Männliche Erzieher in Deutschland: Die Fakten

Warum sind männliche Erzieher eine Bereicherung für den Kindergarten?

  • Frühkindliche Entwicklung: Unter Experten gilt es als erwiesen, dass Männer eine wichtige Rolle in der frühkindlichen Erziehung spielen: Als Bezugsperson und als Spielpartner bieten sie andere Perspektiven als Frauen. Da immer mehr Kleinkinder den Großteil ihres Tages in Krippe und Kita verbringen, wird es immer wichtiger, dass in den Betreuungseinrichtungen auch männliche Erzieher vertreten sind.
  • Gleichberechtigung: Genau wie Frauen Männerberufe ergreifen möchten, sollten auch Männer in klassischen Frauenberufen arbeiten können.

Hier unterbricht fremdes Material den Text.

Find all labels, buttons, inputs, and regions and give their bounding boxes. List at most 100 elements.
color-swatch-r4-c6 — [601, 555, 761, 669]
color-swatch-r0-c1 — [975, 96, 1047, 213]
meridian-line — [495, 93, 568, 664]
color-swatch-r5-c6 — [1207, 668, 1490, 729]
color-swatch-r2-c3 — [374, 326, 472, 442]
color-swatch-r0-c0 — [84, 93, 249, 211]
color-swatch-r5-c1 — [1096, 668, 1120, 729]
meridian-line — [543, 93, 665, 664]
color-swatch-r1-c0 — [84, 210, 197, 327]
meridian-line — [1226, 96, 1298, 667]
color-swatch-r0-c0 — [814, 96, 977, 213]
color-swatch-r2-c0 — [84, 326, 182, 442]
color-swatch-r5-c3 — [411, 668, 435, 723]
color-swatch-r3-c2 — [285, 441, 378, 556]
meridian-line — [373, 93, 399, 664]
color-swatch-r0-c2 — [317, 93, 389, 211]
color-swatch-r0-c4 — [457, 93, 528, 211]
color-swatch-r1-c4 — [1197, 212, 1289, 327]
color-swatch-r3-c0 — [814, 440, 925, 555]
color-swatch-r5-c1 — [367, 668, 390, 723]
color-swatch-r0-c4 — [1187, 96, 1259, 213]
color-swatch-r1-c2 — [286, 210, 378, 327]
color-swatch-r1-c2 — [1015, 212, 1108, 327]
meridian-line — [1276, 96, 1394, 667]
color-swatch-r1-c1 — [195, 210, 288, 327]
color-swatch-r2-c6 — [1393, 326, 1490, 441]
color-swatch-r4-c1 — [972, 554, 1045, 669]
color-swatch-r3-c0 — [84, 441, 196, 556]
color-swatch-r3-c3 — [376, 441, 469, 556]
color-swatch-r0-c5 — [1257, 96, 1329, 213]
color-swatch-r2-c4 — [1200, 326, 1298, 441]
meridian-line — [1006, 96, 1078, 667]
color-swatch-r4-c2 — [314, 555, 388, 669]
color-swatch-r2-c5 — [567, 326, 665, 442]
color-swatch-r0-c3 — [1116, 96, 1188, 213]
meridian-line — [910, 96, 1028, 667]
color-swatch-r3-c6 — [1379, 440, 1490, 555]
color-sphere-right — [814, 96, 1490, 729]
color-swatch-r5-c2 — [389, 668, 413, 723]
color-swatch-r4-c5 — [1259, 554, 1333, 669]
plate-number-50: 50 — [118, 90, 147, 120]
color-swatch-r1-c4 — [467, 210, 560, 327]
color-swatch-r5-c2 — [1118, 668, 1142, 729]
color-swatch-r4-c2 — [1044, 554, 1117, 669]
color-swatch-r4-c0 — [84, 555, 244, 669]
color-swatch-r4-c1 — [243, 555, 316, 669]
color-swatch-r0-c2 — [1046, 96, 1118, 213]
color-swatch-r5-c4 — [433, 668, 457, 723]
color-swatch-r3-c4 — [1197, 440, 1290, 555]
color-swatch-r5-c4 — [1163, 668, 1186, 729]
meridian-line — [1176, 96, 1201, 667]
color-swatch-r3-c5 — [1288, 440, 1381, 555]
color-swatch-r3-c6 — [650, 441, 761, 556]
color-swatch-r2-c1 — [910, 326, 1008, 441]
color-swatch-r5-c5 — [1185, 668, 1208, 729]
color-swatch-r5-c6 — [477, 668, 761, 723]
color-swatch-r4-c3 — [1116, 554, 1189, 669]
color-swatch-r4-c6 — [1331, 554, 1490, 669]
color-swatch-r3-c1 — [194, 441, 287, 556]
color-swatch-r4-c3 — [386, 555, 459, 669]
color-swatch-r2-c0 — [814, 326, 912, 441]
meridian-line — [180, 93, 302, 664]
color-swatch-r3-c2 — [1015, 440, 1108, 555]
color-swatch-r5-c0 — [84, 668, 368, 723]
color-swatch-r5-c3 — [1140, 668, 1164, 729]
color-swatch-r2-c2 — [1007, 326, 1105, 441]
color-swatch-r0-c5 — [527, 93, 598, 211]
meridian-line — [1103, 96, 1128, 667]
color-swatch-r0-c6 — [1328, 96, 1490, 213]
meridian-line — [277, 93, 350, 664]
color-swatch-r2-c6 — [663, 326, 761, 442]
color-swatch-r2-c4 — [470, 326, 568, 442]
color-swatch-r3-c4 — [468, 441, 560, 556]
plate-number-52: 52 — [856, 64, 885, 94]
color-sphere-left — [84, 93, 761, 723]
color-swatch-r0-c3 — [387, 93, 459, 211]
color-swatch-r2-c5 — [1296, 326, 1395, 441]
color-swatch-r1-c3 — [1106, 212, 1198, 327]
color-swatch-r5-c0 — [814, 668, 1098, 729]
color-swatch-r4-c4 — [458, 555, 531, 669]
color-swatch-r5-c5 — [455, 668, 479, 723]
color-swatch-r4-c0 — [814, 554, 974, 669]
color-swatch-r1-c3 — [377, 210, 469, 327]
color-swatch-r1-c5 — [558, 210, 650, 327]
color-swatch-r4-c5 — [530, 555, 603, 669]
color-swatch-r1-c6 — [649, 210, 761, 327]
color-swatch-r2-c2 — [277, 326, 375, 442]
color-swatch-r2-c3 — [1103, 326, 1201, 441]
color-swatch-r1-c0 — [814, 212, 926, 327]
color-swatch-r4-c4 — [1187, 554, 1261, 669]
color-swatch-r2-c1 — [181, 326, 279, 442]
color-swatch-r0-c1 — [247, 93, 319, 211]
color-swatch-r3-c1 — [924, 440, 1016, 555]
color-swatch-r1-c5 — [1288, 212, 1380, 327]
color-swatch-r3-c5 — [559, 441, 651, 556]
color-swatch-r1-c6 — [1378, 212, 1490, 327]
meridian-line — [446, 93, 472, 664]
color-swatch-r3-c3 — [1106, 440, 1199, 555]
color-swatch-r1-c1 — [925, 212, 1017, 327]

Im Kita-Alltag steht dabei vor allem das Bild, das den Kindern vermittelt wird im Vordergrund: Männer übernehmen selbstverständlich die Kinderbetreuung und die typischen Geschlechterklischees werden entkräftet.
  • Vielfalt: Oft bringen männliche Erzieher neue Möglichkeiten mit in die Kita: Neben Vorlesen und Spielen übernehmen sie das Herumtoben und lebhafte Bewegungsspiele mit den Kindern. Die unterschiedlichen Schwerpunkte von Erziehern und Erzieherinnen machen die Betreuung vielfältiger und abwechslungsreicher für Kinder und Erwachsene.
  • Personalmangel: Der Grund ist banal, aber männliche Erzieher sind auch deswegen so gefragt, weil die Nachfrage nach neuem Kitapersonal weiterhin steigt. Männer in Erziehungsberufen werden künftig einfach notwendig sein, um eine flächendeckende Kinderbetreuung zu ermöglichen.

Warum werden Männer Erzieher?

Das ist die Frage, die sich viele Eltern im Geheimen stellen, wenn sie in der Kita ihres Kindes ein Erzieher begrüßt. Die Antwort ist in den meisten Fällen wohl recht unspektakulär: Genau wie Frauen entscheiden sich Männer für den Erzieherberuf, weil sie gern mit Menschen arbeiten, weil sie Kindern etwas mitgeben möchten oder die eigenen positiven Erfahrungen in der Kindheit weitervermitteln möchten. Viele haben vor der Ausbildung ein Praktikum oder den Bundesfreiwilligendienst in einer Kita absolviert und festgestellt, dass ihnen die erzieherische Arbeit Spaß macht.

Viele Männer als Quereinsteiger

Bei den Männern, die als Quereinsteiger in den Erzieherberuf wechseln, spielt oft die Wertschätzung eine Rolle. Sie waren in ihrem vorherigen Job nicht zufrieden und suchen nach einer Aufgabe, in der ihre Bemühungen unmittelbar anerkannt werden. Oft wächst bei Quereinsteigern der Wunsch, als Erzieher zu arbeiten, nachdem sie selbst Vater geworden sind.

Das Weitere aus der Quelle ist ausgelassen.